COCO-Inpaint Benchmark Targets Inpainting-Based Image Manipulation Detection
Researchers have introduced COCO-Inpaint, a benchmark designed to detect and localize inpainting-based image manipulations. While existing Image Manipulation Detection and Localization (IMDL) methods focus on splicing or copy-move forgeries, inpainting benchmarks are scarce. COCO-Inpaint offers three key contributions: 238,302 high-quality inpainted images generated by six state-of-the-art inpainting models, four mask generation strategies with optional text guidance for diverse scenarios, and large-scale semantic diversity. The benchmark highlights intrinsic inconsistencies between inpainted and authentic regions, aiming to advance multimedia authenticity and security.
Key facts
- COCO-Inpaint is a benchmark for detecting and localizing inpainting-based image manipulations.
- It addresses the gap in IMDL methods that mainly target splicing or copy-move forgeries.

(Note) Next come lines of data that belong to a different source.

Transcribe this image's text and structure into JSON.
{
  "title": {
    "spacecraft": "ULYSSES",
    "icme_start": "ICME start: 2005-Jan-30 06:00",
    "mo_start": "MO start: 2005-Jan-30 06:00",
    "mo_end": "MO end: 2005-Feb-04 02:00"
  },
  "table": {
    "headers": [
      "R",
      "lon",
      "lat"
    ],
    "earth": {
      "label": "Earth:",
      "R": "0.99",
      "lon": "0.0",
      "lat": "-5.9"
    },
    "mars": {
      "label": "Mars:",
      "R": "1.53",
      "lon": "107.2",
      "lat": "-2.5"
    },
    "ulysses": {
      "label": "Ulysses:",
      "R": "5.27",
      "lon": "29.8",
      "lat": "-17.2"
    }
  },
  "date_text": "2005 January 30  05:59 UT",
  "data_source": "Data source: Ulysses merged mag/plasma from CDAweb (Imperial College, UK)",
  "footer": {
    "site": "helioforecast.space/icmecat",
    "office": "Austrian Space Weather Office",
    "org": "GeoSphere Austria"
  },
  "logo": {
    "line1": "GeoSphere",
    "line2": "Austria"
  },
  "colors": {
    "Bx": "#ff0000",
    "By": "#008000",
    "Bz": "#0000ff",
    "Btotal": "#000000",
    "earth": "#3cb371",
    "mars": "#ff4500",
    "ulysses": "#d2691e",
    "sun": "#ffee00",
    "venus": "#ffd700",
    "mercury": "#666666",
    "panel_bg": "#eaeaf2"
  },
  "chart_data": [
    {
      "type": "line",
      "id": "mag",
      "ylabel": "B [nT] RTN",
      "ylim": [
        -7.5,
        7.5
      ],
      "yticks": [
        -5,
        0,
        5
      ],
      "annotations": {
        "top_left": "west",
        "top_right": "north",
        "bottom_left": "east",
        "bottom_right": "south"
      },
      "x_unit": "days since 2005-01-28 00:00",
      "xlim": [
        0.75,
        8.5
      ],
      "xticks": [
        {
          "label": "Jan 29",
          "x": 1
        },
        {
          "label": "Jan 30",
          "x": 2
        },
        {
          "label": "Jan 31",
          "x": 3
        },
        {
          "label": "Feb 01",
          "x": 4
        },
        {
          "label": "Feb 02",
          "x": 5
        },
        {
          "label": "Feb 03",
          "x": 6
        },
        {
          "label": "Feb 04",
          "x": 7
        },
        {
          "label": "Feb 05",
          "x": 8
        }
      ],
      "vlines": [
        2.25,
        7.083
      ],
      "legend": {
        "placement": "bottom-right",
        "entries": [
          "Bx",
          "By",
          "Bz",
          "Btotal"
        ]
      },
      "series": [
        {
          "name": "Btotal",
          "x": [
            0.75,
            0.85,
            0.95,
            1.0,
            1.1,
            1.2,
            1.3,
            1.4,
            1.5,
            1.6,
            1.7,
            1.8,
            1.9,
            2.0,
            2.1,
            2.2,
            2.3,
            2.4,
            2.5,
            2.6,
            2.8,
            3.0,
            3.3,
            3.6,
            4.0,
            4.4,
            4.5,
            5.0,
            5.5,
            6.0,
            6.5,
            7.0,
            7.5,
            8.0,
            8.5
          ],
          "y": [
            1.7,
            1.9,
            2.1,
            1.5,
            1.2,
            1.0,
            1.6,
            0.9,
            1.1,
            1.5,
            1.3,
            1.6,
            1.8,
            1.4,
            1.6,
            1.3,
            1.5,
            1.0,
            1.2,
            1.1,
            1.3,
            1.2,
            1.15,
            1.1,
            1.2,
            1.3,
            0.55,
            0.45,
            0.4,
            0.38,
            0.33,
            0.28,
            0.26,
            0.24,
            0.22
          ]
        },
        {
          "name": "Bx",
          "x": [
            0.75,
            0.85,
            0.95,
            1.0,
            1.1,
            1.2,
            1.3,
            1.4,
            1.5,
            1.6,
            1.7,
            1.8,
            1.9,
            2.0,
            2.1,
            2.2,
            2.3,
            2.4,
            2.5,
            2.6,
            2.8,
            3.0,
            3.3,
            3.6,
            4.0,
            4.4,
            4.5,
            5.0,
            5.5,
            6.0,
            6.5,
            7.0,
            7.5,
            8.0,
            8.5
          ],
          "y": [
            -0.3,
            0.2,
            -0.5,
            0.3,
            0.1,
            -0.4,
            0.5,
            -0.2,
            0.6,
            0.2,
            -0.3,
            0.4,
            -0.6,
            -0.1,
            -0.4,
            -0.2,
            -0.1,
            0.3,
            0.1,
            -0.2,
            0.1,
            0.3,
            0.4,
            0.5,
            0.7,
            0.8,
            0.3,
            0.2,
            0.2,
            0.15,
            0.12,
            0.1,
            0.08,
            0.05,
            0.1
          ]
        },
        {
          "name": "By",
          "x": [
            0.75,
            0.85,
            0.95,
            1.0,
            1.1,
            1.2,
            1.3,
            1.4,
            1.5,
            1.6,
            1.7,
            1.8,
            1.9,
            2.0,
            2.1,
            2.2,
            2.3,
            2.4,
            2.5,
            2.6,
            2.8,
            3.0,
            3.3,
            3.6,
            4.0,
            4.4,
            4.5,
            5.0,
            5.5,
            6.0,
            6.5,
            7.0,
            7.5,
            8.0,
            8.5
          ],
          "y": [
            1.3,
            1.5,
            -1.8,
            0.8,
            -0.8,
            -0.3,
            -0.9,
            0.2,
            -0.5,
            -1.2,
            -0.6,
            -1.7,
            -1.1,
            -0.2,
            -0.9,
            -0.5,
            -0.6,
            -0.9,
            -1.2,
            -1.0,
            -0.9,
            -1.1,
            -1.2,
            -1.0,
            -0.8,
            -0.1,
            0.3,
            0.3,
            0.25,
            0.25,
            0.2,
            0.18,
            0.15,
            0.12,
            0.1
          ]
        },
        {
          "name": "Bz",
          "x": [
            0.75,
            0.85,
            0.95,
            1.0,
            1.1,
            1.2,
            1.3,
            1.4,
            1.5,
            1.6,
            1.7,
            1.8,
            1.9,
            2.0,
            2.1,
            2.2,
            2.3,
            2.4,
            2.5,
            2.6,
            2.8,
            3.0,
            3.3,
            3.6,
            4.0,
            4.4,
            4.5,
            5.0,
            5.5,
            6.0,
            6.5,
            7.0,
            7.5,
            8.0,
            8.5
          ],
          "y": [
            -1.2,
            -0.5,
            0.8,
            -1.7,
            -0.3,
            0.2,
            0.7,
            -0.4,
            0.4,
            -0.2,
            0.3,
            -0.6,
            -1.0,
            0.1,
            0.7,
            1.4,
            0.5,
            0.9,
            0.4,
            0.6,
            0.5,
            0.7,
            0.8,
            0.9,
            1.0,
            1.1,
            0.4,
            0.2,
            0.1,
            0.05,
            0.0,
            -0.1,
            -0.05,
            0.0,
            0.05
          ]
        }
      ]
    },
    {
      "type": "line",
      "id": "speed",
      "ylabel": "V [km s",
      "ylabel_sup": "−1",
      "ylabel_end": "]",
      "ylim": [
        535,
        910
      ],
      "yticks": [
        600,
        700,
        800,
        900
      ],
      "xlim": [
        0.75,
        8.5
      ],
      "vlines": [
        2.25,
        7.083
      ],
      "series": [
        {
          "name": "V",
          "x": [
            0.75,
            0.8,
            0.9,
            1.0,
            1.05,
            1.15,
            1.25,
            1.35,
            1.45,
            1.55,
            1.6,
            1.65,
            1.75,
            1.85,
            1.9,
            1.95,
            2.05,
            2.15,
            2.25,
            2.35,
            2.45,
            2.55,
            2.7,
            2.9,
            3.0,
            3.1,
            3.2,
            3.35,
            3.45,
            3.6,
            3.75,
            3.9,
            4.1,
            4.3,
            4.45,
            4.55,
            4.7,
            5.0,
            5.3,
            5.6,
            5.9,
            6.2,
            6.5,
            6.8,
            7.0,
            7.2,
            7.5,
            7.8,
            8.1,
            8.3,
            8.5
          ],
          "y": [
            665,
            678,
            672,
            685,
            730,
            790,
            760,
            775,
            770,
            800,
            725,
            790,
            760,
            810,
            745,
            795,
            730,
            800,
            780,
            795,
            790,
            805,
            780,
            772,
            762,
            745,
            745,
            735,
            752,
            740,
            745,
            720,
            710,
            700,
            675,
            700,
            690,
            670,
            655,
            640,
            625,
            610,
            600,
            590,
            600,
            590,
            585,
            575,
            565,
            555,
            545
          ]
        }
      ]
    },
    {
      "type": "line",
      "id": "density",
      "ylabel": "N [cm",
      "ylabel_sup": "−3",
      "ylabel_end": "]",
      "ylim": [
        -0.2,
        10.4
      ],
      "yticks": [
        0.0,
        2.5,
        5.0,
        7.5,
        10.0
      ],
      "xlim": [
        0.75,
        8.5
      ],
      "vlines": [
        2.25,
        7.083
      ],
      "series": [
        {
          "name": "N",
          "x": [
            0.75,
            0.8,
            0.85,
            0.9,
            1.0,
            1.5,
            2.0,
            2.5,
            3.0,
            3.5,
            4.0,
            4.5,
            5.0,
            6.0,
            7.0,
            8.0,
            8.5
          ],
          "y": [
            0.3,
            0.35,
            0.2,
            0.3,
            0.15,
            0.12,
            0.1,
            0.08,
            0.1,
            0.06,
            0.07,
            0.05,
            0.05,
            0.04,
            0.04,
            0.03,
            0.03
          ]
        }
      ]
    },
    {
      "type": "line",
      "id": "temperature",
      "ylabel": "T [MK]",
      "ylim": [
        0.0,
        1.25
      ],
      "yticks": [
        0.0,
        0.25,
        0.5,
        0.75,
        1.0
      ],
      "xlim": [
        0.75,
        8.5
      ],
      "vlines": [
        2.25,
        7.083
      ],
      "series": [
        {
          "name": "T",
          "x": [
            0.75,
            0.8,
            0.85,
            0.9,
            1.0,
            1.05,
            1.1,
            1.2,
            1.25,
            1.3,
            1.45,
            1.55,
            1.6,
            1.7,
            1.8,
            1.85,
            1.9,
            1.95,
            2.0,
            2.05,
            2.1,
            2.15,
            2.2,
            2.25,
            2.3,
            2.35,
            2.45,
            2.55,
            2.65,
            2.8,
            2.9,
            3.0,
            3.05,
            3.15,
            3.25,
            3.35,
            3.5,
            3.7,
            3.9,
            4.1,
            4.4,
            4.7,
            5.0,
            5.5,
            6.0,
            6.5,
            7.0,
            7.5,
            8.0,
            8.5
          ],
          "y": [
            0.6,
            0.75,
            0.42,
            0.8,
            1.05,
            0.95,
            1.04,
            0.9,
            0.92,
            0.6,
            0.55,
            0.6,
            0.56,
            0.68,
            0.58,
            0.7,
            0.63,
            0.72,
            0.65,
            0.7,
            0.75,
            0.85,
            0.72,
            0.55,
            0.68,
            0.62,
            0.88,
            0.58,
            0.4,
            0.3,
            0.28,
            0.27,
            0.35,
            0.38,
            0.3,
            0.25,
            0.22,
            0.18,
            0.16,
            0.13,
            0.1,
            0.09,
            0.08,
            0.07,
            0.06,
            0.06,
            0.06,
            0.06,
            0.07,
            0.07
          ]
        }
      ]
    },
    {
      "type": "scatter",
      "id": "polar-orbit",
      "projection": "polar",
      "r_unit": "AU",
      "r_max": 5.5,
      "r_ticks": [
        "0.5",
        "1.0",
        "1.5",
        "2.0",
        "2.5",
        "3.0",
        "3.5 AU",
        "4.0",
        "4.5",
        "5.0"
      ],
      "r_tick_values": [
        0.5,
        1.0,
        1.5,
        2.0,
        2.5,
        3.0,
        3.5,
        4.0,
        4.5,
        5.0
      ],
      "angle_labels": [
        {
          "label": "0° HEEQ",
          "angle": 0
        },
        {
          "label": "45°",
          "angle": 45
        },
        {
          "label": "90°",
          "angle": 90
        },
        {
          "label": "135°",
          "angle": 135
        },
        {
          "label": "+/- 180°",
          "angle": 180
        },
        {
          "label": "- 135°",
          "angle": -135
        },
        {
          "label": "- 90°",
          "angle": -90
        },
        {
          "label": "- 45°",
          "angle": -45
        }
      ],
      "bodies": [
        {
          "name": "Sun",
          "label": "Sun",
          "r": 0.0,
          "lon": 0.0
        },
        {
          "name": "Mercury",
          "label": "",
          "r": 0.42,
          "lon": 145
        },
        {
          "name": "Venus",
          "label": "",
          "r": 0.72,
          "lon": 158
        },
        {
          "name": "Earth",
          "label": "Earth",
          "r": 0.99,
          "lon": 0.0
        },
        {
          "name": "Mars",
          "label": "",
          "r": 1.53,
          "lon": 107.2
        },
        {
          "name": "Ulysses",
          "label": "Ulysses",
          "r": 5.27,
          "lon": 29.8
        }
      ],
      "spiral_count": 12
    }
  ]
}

- The benchmark includes 238,302 inpainted images generated by six state-of-the-art inpainting models.
- Four mask generation strategies with optional text guidance enable diverse generation scenarios.
- The dataset offers large-scale coverage with rich semantic diversity.
- It highlights intrinsic inconsistencies between inpainted and authentic regions.
- The work is published on arXiv with ID 2504.18361.
- The announcement type is replace-cross.